I hosted it for you..you havent been on aim for the link.

http://s92400163.onlinehome.us/hacky sack 2 dx.exe


----------



## AbvAvgUser (Oct 3, 2002)

I am slowly losing interest in this thread. But this intention of helping prevents from going away from this one  The initiator of thread itself doesn't seem to serious about his problem (if at all it can be said so!!)


----------



## seventyeight (Jan 22, 2006)

Features:

500 MB Storage Space
Unlimited Bandwidth
Hotlinking allowed
Host your music, videos, images, documents, etc

It's no joke, if you don't believe me, check out the site for yourself

Click here to check out site


----------



## Eriksrocks (Aug 7, 2005)

Great host:
www.freewebsitehost.net

100MB for free. That should be plenty.
It's meant for a website but it works just fine for files too.

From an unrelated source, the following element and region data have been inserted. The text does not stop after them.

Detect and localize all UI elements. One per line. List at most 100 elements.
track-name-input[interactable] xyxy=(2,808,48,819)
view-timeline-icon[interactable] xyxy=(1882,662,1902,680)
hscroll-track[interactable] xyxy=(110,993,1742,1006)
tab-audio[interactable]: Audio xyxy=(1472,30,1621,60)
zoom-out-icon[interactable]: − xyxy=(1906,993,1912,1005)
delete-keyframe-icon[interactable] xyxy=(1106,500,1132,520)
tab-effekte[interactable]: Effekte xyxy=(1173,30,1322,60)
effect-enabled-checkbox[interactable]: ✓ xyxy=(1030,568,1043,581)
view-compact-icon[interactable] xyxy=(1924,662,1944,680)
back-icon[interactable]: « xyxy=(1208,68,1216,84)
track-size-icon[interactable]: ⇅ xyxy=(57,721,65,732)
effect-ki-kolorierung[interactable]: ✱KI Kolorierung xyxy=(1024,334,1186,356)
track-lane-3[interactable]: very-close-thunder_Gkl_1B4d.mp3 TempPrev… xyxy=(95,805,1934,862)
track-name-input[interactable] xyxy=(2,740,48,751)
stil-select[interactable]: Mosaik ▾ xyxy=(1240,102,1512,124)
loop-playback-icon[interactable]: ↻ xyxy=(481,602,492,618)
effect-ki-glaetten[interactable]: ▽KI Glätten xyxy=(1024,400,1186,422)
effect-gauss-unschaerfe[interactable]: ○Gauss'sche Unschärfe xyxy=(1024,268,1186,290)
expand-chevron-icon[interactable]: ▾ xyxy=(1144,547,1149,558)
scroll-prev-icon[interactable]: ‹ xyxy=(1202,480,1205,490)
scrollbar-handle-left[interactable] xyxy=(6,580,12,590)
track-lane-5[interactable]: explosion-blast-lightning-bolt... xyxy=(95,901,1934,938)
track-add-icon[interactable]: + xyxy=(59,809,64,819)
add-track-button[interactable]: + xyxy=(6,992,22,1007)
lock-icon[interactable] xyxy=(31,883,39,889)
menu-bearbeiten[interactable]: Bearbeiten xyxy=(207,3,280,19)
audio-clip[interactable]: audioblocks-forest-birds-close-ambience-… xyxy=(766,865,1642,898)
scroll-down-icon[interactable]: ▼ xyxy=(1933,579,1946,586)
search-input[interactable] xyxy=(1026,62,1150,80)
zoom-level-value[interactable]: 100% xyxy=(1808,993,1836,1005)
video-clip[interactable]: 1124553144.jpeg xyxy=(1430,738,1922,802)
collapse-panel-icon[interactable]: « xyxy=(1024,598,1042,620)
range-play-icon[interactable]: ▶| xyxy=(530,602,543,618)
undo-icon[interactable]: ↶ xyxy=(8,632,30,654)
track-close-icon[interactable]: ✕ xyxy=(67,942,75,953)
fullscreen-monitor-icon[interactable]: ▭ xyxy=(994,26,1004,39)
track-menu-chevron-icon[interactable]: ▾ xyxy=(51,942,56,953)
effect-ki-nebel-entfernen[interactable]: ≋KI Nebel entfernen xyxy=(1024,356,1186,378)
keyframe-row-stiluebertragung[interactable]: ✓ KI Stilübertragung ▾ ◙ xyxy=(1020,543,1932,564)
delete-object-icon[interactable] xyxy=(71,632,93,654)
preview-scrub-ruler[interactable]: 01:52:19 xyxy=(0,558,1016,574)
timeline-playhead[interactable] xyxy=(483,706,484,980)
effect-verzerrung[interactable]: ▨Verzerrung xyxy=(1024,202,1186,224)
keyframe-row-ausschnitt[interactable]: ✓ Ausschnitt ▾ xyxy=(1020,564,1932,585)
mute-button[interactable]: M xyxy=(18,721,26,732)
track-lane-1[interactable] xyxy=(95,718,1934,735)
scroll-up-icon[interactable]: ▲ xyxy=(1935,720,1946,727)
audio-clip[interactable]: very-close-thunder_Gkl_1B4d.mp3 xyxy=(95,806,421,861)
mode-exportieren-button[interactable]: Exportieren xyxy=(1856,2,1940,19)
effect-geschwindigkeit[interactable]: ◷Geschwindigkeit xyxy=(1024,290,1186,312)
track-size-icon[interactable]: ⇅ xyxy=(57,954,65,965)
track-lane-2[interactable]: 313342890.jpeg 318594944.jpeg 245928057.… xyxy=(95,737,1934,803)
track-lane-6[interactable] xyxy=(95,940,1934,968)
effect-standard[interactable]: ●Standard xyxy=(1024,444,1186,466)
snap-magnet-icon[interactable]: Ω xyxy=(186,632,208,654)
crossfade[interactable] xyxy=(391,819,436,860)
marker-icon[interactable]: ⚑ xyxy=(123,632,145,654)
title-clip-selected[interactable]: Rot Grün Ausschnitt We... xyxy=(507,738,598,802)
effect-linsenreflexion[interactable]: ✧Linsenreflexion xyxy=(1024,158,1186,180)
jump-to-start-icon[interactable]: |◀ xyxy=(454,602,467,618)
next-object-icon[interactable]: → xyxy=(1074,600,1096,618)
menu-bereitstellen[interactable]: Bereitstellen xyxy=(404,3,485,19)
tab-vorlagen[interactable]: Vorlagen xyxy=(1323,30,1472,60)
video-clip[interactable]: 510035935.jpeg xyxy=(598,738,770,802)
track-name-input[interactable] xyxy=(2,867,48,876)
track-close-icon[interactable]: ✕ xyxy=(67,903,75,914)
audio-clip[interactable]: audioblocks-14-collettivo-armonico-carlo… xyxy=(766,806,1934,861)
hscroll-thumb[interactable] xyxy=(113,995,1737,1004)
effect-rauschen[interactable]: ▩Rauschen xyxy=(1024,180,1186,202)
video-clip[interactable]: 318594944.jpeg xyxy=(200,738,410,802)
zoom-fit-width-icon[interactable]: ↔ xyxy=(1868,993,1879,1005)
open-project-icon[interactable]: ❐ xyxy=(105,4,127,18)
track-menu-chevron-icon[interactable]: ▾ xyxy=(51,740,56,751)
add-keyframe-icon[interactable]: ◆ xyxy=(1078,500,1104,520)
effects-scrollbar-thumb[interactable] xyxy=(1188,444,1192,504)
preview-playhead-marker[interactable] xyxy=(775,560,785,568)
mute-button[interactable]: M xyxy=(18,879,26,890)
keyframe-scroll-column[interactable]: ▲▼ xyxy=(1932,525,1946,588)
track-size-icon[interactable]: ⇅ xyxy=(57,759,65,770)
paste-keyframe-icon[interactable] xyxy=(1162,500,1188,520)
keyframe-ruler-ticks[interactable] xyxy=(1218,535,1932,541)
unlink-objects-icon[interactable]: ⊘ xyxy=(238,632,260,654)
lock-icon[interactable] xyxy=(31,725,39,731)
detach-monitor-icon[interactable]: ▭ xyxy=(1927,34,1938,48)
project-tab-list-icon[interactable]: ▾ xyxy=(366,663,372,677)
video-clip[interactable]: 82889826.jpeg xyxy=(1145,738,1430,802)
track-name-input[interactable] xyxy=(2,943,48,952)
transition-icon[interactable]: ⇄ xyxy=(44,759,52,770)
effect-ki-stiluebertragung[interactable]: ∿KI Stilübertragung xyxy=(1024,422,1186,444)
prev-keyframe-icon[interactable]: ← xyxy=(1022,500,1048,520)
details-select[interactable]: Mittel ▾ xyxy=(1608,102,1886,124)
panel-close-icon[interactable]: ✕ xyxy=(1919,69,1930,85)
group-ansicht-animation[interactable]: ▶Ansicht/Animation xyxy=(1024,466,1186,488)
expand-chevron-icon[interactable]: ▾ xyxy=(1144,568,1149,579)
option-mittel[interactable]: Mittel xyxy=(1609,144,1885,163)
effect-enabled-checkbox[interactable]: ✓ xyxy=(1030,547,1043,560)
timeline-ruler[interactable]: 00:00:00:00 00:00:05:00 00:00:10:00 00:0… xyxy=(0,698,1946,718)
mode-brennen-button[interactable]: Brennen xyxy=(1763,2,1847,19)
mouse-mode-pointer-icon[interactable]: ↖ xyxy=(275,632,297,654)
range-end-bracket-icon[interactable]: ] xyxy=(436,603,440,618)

Otherwise, yes I could host it for you too - until I stop buying hosting or something like that.


----------



## flytape8490 (Oct 7, 2003)

wow. this was kinda un-expected. The last post before you two was from july 2004. anyway, i had already found the site fileforum.com
Any file type- any file size- unlimited space. Just as long as your upload time doesn't exceed 10 hours.


----------



## brendandonhu (Jul 8, 2002)

"Unlimited file space" hosts don't last very long...there's simply no such thing as unlimited space. It just doesn't exist.
http://sf.net is probably the most reliable free host you'll find for this.


----------



## flytape8490 (Oct 7, 2003)

Well obviously it isn't completely unlimeted- what it basically means is that the average user doesn't really have any roadblocks as far as uploading files in less than 10 hours goes.


----------



## brendandonhu (Jul 8, 2002)

How can you have "partially" unlimited...either there's a limit on it or there isn't


----------



## Eriksrocks (Aug 7, 2005)

LOL. I didn't even realize this thread was over a year old...


----------